Think about your answer, then reveal below.
Model answer: In the Euclidean algorithm, you reduce gcd(a, b) to gcd(b, a mod b) — replacing the larger number by the smaller remainder. In Legendre symbol computation, you reduce (p/q) to ±(q/p) by flipping (the sign depends on whether both are ≡ 3 mod 4), then reduce further by replacing p with p mod q. The 'division with remainder' step is: (p/q) = (p mod q / q), because the Legendre symbol (p/q) depends only on p mod q by periodicity. The numbers decrease with each step, guaranteeing termination, and supplementary laws handle the base cases (analogous to gcd terminating when the remainder reaches 1).
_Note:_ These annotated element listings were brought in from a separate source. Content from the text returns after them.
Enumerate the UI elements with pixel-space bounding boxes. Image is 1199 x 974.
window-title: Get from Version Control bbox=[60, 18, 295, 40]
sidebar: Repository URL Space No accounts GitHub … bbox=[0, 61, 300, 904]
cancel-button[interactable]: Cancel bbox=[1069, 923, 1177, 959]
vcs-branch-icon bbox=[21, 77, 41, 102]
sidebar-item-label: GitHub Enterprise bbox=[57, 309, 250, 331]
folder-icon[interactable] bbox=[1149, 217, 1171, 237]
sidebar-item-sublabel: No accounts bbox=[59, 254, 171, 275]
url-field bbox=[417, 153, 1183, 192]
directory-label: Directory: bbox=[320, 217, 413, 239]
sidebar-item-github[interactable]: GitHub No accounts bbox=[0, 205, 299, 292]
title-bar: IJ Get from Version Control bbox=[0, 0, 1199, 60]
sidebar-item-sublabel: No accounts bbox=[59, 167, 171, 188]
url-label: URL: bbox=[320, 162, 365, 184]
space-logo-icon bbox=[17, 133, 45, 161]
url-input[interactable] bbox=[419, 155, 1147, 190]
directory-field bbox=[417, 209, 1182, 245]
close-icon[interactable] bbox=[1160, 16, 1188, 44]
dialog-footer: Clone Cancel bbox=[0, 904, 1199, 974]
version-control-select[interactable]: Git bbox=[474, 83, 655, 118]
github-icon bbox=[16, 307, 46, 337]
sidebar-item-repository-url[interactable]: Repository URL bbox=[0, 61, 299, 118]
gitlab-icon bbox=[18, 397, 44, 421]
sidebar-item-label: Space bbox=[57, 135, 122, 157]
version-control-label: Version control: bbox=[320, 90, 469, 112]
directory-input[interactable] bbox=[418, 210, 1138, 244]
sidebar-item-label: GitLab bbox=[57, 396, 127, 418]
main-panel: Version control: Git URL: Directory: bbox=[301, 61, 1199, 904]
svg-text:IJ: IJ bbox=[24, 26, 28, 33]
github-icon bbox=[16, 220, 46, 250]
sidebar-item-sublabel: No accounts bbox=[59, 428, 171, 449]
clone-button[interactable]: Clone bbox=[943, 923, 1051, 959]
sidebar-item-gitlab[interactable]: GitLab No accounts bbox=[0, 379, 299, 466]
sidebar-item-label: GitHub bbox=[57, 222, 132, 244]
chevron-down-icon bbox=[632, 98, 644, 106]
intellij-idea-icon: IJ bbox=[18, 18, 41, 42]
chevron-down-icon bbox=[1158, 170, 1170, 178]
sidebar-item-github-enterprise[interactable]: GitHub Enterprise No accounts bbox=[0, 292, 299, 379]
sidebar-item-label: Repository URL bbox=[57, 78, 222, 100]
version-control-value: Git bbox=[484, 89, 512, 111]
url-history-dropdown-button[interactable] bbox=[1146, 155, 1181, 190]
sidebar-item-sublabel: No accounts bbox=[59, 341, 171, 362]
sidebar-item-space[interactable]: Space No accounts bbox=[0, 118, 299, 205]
Both algorithms achieve efficiency by recursive reduction. The Euclidean algorithm can compute gcd(10^100, 10^100 − 1) in about 300 steps by reduction. Similarly, reciprocity lets you compute (10^100 + 3 / some large prime) by reducing the problem size at each step. The parallel is not just metaphorical — both algorithms have similar worst-case step counts proportional to the number of digits, and both exploit the same periodicity structure (remainder for gcd; congruence for Legendre symbol).